Arab Monetary Fund forecasts 14.3% growth for Libya economy

The Arab Monetary Fund has forecast Libya’s economy to grow by 14.3% in 2025 according to the Moroccan-friendly outlet North Africa Post, via Libya Observer on August 13th.
Libya’s economic growth is expected to moderate to 5.9% in 2026, depending on factors such as domestic stability and stronger investor confidence.
In the Arab Monetary Fund’s report, it attributed the strong growth outlook to the hydrocarbons sector, which is achieving its highest productivity for 20 years, and of vital importance to state revenues.
The recent progress of the National Oil Corporation is paramount to Libya’s economic state, considering the country has the largest oil reserves in Africa with a total of 48.36 billion barrels.
However, the report warned that weak institutional capacity and fragile stability continues to impede the gradual reforms to economic and social conditions, with the two rival governments potentially disrupting the oil industry and broader economic stability.

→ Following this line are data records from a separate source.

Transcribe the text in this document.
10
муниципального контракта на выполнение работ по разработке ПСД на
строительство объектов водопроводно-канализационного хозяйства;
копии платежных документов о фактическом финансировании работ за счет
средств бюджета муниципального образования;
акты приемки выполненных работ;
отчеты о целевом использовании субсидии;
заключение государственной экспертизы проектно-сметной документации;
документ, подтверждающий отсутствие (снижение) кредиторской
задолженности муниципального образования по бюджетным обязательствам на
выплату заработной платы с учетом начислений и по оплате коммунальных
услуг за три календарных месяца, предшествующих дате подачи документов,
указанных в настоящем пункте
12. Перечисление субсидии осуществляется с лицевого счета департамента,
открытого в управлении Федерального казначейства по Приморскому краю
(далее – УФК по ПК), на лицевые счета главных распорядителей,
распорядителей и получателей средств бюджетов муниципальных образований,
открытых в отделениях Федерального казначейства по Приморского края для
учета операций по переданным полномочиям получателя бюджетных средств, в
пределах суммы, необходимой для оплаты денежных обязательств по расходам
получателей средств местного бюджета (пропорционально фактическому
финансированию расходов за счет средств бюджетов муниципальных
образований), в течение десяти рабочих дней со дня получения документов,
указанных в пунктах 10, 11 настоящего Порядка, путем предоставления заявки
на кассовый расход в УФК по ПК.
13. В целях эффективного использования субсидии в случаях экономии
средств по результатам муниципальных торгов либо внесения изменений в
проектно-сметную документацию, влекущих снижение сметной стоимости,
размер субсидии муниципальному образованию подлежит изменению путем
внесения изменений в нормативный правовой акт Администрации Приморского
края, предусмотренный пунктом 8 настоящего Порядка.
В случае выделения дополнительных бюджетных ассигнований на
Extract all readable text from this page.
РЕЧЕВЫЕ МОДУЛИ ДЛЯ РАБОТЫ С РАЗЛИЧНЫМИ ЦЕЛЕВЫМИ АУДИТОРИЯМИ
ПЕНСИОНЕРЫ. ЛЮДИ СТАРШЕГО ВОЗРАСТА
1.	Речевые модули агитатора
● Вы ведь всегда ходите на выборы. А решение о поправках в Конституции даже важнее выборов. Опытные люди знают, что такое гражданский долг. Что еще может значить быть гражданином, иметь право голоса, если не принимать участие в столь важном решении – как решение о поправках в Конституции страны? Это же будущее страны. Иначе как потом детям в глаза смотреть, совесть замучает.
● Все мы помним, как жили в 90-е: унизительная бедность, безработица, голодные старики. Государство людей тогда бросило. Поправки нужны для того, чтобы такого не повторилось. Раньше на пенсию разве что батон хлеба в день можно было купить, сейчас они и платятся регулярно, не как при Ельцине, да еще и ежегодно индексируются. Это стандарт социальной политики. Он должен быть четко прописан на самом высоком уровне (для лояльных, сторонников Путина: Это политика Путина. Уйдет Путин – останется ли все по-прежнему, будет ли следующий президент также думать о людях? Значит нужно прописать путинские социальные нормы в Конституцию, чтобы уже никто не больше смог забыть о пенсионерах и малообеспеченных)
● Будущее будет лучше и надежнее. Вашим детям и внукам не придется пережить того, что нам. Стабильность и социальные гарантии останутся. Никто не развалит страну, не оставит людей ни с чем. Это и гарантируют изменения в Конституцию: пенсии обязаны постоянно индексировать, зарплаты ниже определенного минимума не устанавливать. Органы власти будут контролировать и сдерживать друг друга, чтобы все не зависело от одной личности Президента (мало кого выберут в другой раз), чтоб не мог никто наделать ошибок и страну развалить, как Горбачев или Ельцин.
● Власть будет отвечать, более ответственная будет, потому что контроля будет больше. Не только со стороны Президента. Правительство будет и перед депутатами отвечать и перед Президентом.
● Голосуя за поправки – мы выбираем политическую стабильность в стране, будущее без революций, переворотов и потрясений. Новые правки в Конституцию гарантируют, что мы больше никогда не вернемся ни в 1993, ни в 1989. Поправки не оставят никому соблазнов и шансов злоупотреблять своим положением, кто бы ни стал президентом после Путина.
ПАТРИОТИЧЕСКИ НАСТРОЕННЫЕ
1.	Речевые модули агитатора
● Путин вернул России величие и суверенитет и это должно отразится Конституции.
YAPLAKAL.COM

Inflation in Libya has remained stable, easing to 2.1% in 2024, credited to the stable exchange rate between the Libyan dinar against the US dollar. This downward trend is set to continue with inflation projected at 1.8% in 2025, before rising slightly to 1.9% in 2026.
Economic conditions have improved for Libya in 2025, with major oil corporations returning to Libya and reopening offices in Tripoli to help revitalise the economy. Other North African countries such as Tunisia have advocated for stronger economic support for reconstruction.
Likewise, there has been further exploration in modernising the aviation sector in a bid to diversify the economy, exploring new direct routes with European countries to support economic and tourism exchange.
Caution is needed still. Risks persist from global trade tensions deriving from US President Trump’s tariffs, in addition to geopolitical uncertainties in the Arab region.
Whilst U.S tariffs will likely have limited impact on the Libyan economy due to hydrocarbons exemptions, the Fund noted that it could indirectly impeding growth by affecting key trading partners in Europe and the Arab region.